A Framework That Provides Clarity

During periods of “low visibility,” confusion reigns: for every indication of one trend, there seems to be a countertrend. The key is to glean from the collective wisdom of reliable leading indicators a clear signal that the economy is headed for a turn.



Oil Prices: How Big a Threat?

With one eye on Iraq and the memory of Kuwait's fiery oil wells still burning bright in their memories, some economists say the U.S. is set up for an energy crisis of historic proportions.

Economists are watching crude-oil prices -- which recently topped $37 a barrel, their highest level in more than two years -- with much hand-wringing.

"Whenever we've seen oil prices approach $40 a barrel and stay there a couple of months, we have had a high risk of a new recession. The $37 is definitely raising eyebrows," says Lakshman Achuthan, managing director of the Economic Cycle Research Institute in New York. "It's not so much the number, it's whether it persists at those levels. If oil approaches $40 and stays there for two months, the risk of GDP being negative is high."

That overused word of late, "uncertainty," permeates talk of how action in the Middle East may affect oil supply and prices. During the Gulf War, Saddam Hussein's retreating troops set the country's wells ablaze, making more than one billion barrels of oil go poof.

Even Americans who aren't glued to CNN as events unfold in Iraq can't escape geopolitical issues. It's common knowledge that higher oil prices act like an additional tax on consumer spending -- put simply, when that whole $20 bill goes to fill 'er up, there's nothing left over to spend on beef jerky or a six pack of Schlitz at the Kwik-E-Mart. Gas prices are currently at $1.66 and rising, according to the U.S. Energy Information Administration.

Increased heating-oil prices also take a bite out of household budgets, and in the densely populated Northeast, this winter has been bone-chilling (in case you're a stickler for numbers, January here in the New York area was 32% colder than last year, the EIA says).
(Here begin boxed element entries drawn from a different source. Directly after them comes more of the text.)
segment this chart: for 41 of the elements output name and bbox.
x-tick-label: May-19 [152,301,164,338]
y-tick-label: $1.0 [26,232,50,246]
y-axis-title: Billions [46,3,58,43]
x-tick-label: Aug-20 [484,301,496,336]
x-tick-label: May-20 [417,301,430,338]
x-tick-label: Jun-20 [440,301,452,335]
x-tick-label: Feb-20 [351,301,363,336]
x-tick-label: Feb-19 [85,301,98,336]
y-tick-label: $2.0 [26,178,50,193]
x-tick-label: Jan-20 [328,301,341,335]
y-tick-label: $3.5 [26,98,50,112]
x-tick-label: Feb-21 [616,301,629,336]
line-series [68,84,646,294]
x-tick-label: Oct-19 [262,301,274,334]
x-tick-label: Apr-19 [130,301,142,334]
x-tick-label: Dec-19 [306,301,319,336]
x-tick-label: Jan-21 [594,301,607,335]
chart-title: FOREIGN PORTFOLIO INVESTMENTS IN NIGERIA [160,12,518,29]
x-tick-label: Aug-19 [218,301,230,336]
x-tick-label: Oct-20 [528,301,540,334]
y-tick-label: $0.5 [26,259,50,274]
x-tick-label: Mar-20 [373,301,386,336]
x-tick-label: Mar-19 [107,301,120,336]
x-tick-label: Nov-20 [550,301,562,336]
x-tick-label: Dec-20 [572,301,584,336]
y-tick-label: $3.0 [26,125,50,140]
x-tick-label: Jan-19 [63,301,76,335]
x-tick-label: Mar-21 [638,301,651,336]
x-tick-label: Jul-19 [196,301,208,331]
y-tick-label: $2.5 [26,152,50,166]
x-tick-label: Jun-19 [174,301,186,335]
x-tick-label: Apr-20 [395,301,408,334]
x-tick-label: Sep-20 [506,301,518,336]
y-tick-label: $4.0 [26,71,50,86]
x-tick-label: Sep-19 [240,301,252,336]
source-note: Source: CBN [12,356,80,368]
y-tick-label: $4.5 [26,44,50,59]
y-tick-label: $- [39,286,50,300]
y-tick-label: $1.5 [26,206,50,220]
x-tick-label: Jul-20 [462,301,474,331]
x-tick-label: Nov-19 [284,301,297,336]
None of this is good news considering that the American economy has relied entirely on the consumer to keep it limping along the past year; businesses are still mostly in bunker mode, awaiting better earnings visibility. Should consumer dollars suddenly start to dry up, it would be dire for the economy.

Meanwhile, a nasty confluence of events has some who watch oil markets predicting supply disruptions much like those in the 1970s.

Besides the expected war in Iraq, a strike in Venezuela -- the world's fifth-largest exporter of oil -- has capped supply. Economists point out that U.S. dependency on foreign oil is near an all-time high, and inventories are near record lows.

Meanwhile, the U.S.'s economic picture is much different this time around than it was during previous supply disruptions. Unlike the two crises in the 1970s, we are stuck in a period of slow economic growth; should things pick up, oil prices could remain stubbornly high.

"If the [Iraq] war is quick, you have a much stronger economy at year's end. You'll have stronger demand [for oil], and it's unlikely to fall that much," says ECRI's Mr. Achuthan. "But if the war drags out, you have geopolitical issues keeping oil prices high, even though demand slips. In both cases it doesn't seem like you have a huge plunge."